L’humain, du caca à l’Au-delà

Les Journées de Soleure se poursuivent. Parmi les innombrables films, on peut choisir, ou se laisser guider...
En une projection de quatre films, passer par exemple de la défécation à la ‘décorporation’ en passant par Jean Rouch ou la pédophilie. Survol.
Ciel gris et bas, un jour de semaine. Il est midi. L’heure d’aller manger. Ou de passer sur sa faim et de s’enfiler dans un cinéma, qui annonce un programme de quatre films. Le menu sera donc tout de même copieux.
En guise d’apéritif, un court-métrage au titre sibyllin: «U», à prononcer «you». La réalisatrice est présente: Yuri A, s’appelle-t-elle. Petite bonne femme apparemment timide, de type asiatique, elle est née à Sao Paulo, puis est passée par les USA et le Japon avant de voir produit son film à Zurich.
Son film, donc. En quatre minutes, une dissertation sur l’art de la défécation et du prout. Dit comme cela, c’est un peu brutal. Pourtant, c’est bien de cela qu’il s’agit. Sur fond de couleurs pétantes, c’est le cas de le dire, avec des enfants en guise de figurants, l’affaire est rondement menée, scatologique et joviale à la fois. Etonnant.
L’Homme et son musée
L’Homme avec un grand H avait son musée à Paris. Mais le Quai Branly va entraîner le démantèlement du Musée de l’Homme, au Palais de Chaillot. Alors Dominique de Rivaz et Lionel Baier on braqué caméra et micro en direction de Jean Rouch, l’ethnologue et le cinéaste. Et cela donne «Mon père, c’est un lion (Jean Rouch pour mémoire)».
Dans la salle de projection du Musée, il se souvient. De Godard et de Truffaut, tentant d’apprendre leur métier au même endroit il y a longtemps. Ou de son père, ce lion. Ou de sa propre communion, en Algérie, et surtout, de son habit trop étroit qui l’a alors empêché de voir passer Jésus ou Dieu. Lui, Jean Rouch, ce qu’il sacralise, c’est plutôt le cinéma.
Jean Rouch, goguenard et néanmoins ulcéré par la mort de son musée, qui entonne «Le chant des Partisans» et déclare ensuite: «C’est ça, le Musée de l’Homme!» Etonnant, aussi.
L’homme et sa part d’ombre
Du documentaire, on commute soudain sur la fiction. Avec un premier film cette fois-ci, également court-métrage, de Jean-Cyril Rossier.

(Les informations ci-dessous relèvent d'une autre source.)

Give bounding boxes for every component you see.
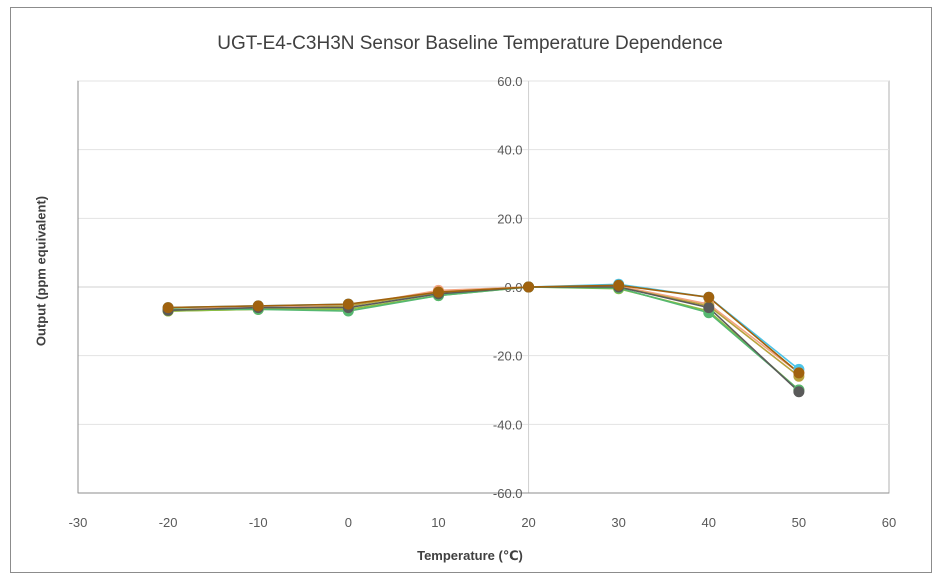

Dans un bar, une jeune femme, dure, tendue. Rencontre avec un homme, intrigué. Dans des lumières soignées et grâce à une structure en flash-back, Jean-Cyril Rossier va nous faire remonter le fil de la vie de Leila et nous amener à découvrir sa blessure: les abus sexuels qu’enfant, elle a vécus. Alors il y a ce pistolet qu’elle ne sait pas contre qui braquer, le bourreau ou la victime.
De bonnes intentions, un sens certain du récit, mais quelques maladresses aussi, comme le jeu de certains acteurs ou une conclusion un peu gentillette.
L’homme et son mystère
Retour au documentaire avec Denise Gilliand et un film intitulé «Aux frontières de la mort». «Faire un film sur la mort, ce n’est pas tout simple. C’est intéressant à étudier, mais difficile à filmer» déclare la réalisatrice au public. On la croit volontiers.
Et pourtant son travail, produit par le magazine «Temps présent» (TSR) est riche et réussi. D’abord par le choix des témoins, ceux qui ont frôlé le grand saut – noyade, accident – et qui ont vécu ces fameuses NDE («Near Death Experience»). ‘Décorporation’, attirance vers une lumière de plus en plus forte, de plus en plus enveloppante, puis sentiment de compréhension et de bonheur infinis.
Ensuite par le choix d’un répondant scientifique, une femme qui ne joue ni l’intransigeance réfractaire, ni la complicité facile.
Elle a compris que les mots «tunnel», «lumière», «ange», ne sont que des mots, des mots maladroits qui tentent de raconter un vécu indicible, car «notre vocabulaire n’est pas fait pour rendre compte de ça».
La plupart des témoins sont désormais convaincus de l’existence d’une troisième dimension, d’une vie après la mort, ou de l’existence de Dieu, au choix. Alors, même si l’on évacue la dimension spirituelle de l’affaire, on est obligé de prendre en compte la multiplicité des cas et la coïncidence des témoignages.
Mais, rationaliste, on se rappelle soudain que lorsqu’on se lève trop brusquement, il arrive à chacun d’entre nous de voir des petits papillons noirs. Ce qui ne veut pas dire pour autant qu’on a momentanément vécu parmi les lépidoptères.
D’ailleurs, on se lève. Il est 13 heures 40, la séance est terminée. Dehors, le ciel est toujours gris. On ne peut s’empêcher, tout de même, un instant, de l’observer avec un autre regard.